« Destruction créatrice à la marocaine : où sont les verrous? »


Rédigé par le Lundi 20 Octobre 2025



Les frictions structurelles au Maroc

Le prix Nobel d’économie 2025 a remis la destruction créatrice au cœur du débat : l’innovation ne se contente pas d’ajouter, elle remplace des vies, des modèles, des acteurs. Pour un pays en rattrapage comme le Maroc, ce concept doit être non pas un mot académique, mais un test de résilience institutionnelle.

Contestation de la concurrence & rente protégée

De nombreux secteurs restent verrouillés par des acteurs historiques ou des monopoles de fait — qu’il s’agisse de la distribution, des infrastructures ou même de certaines filières industrielles stratégiques. En l’absence d’une ouverture concurrentielle réelle, les innovateurs potentiels se heurtent à des barrières d’entrée.
Exemple : une jeune entreprise de motorisation électrique (auto-EV) pourrait proposer un moteur modulaire, mais se retrouve face à des fournisseurs de pièces ou des frais d’homologation non transparents contrôlés par des intérêts institutionnels.

Lenteurs administratives & guichets multiples

Le “dernier kilomètre” administratif tue souvent le projet. Qu’il s’agisse des autorisations environnementales, des agréments de R&D, des certificats d’export ou de la propriété intellectuelle  les délais, les doublons, les incohérences sont fréquents.

Une PME deeptech qui veut exporter un capteur IA à l’étranger peut devoir parcourir 5 ministères ou agences chaque étape pouvant être source de rejet ou de retard.

Financement de l’innovation trop fragile

Les projets à forte technicité sont jugés trop risqués par les banques classiques. Le capital-risque marocain est embryonnaire. Les fonds publics (ou quasi publics) peinent à prendre le relais — et quand ils le font, c’est souvent avec contraintes lourdes qui découragent l’audace.

Propriété intellectuelle et innovation diffuse

Beaucoup d’inventeurs “informels” au Maroc ne matérialisent pas leurs innovations par des brevets ou normes normalisées, pour cause de coût, complexité ou méconnaissance. Résultat : les acteurs étrangers captent souvent la valeur ajoutée à partir du savoir local non protégé.
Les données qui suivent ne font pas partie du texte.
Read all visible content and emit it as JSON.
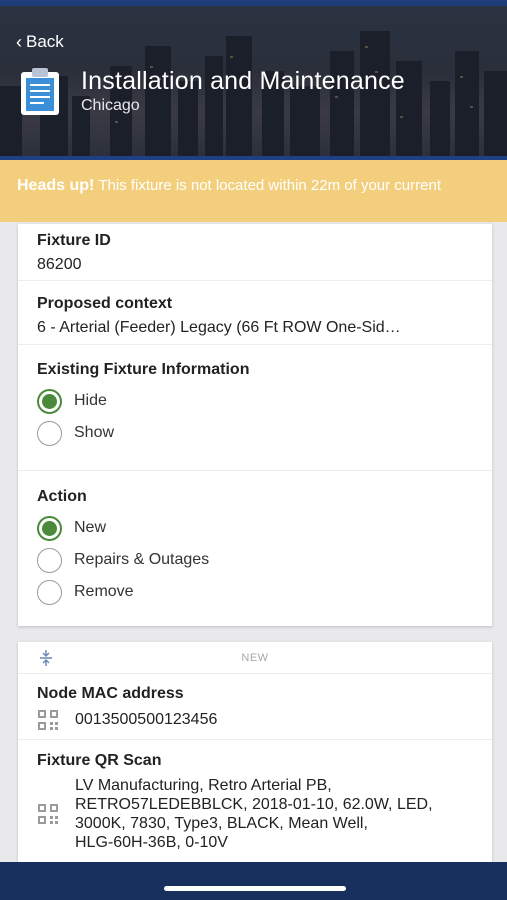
{
  "header": {
    "back_label": "Back",
    "title": "Installation and Maintenance",
    "subtitle": "Chicago"
  },
  "banner": {
    "heading": "Heads up!",
    "message": "This fixture is not located within 22m of your current"
  },
  "fixture": {
    "id_label": "Fixture ID",
    "id_value": "86200",
    "context_label": "Proposed context",
    "context_value": "6 - Arterial (Feeder) Legacy (66 Ft ROW One-Sid…"
  },
  "existing_info": {
    "label": "Existing Fixture Information",
    "options": [
      "Hide",
      "Show"
    ],
    "selected": "Hide"
  },
  "action": {
    "label": "Action",
    "options": [
      "New",
      "Repairs & Outages",
      "Remove"
    ],
    "selected": "New"
  },
  "new_section": {
    "tag": "NEW",
    "node_mac_label": "Node MAC address",
    "node_mac_value": "0013500500123456",
    "qr_label": "Fixture QR Scan",
    "qr_lines": [
      "LV Manufacturing, Retro Arterial PB,",
      "RETRO57LEDEBBLCK, 2018-01-10, 62.0W, LED,",
      "3000K, 7830, Type3, BLACK, Mean Well,",
      "HLG-60H-36B, 0-10V"
    ]
  },
  "colors": {
    "banner_bg": "#f3cf7d",
    "radio_selected": "#4a8a3a",
    "nav_bar": "#18305e"
  }
}
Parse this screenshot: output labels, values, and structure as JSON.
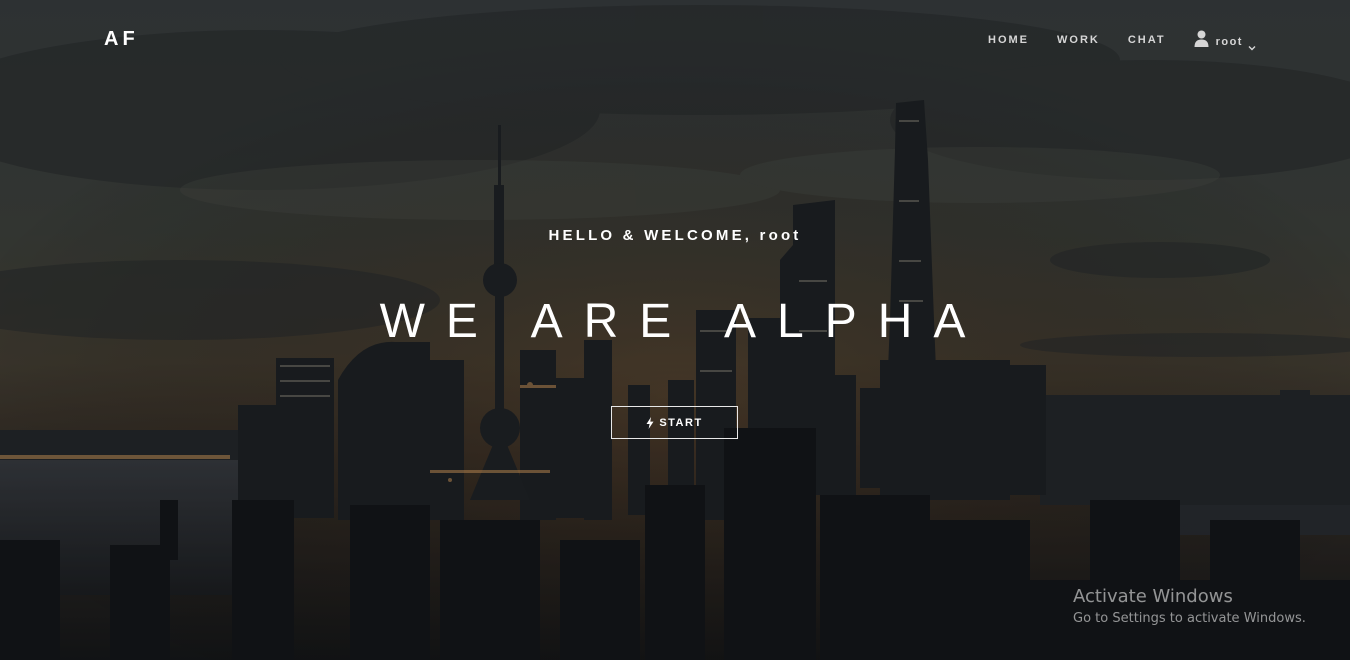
{
  "nav": {
    "brand": "AF",
    "links": [
      "HOME",
      "WORK",
      "CHAT"
    ],
    "user": {
      "name": "root",
      "icon": "user-icon",
      "dropdown_icon": "chevron-down-icon"
    }
  },
  "hero": {
    "greeting": "HELLO & WELCOME,",
    "username": "root",
    "headline": "WE ARE ALPHA",
    "cta": {
      "label": "START",
      "icon": "bolt-icon"
    },
    "background": "night-city-skyline"
  },
  "watermark": {
    "title": "Activate Windows",
    "subtitle": "Go to Settings to activate Windows."
  },
  "colors": {
    "text": "#ffffff",
    "nav_text": "#d6d6d6",
    "overlay": "#1c2024"
  }
}
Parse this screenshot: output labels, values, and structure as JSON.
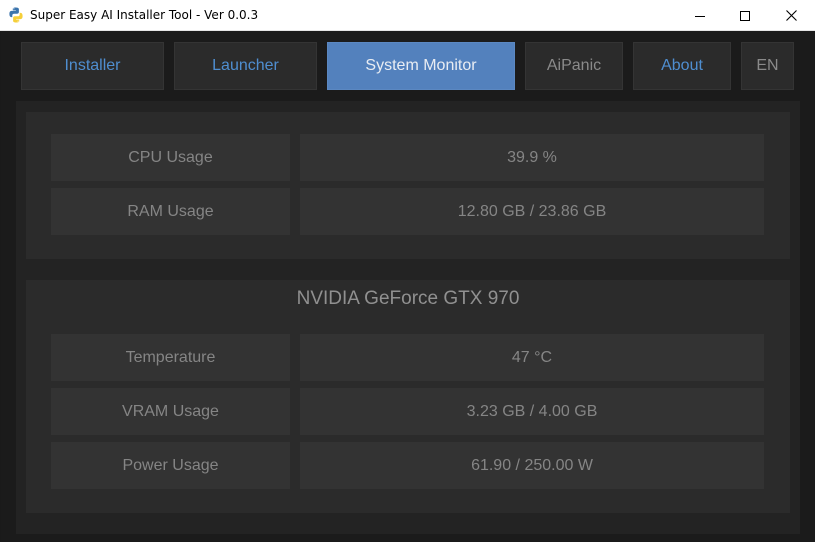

Actions concrètes (et non fétiches symboliques)

Audit sectoriel concurrentiel : identifier les secteurs où l’entrée est la plus freiné (auto, aéronautique, santé-tech). Supprimer les obstacles réglementaires non justifiés.

Guichet unique “innovation + export” : regrouper autorisations, homologations, PI dans un guichet inter-agences (Économie, Industrie, Recherche, Commerce extérieur).

Fonds “capital patient” à risque public-privé : cofinancer des startups deeptech jusqu’à leur maturité minimale, sans exiger rendement immédiat. Intégrer des ingénieurs de haut niveau dans les comités d’investissement.

Programme national de brevets “low cost” : subventionner les petits brevets (pour PME/chercheurs), simplifier les procédures, offrir des services d’accompagnement PI gratuits dans les universités et pôles technologiques.

Partenariats industriels-universitaires à contrainte d’industrialisation : l’université ne reste pas reine du papier : si le projet est financé, l’engagement est de prototyper, marcher vers un pilote industriel dans un délai fixé.

Avec ces mesures, le Maroc commencerait à transformer la destruction créatrice redoutée en moteur contrôlé de renouvellement productif.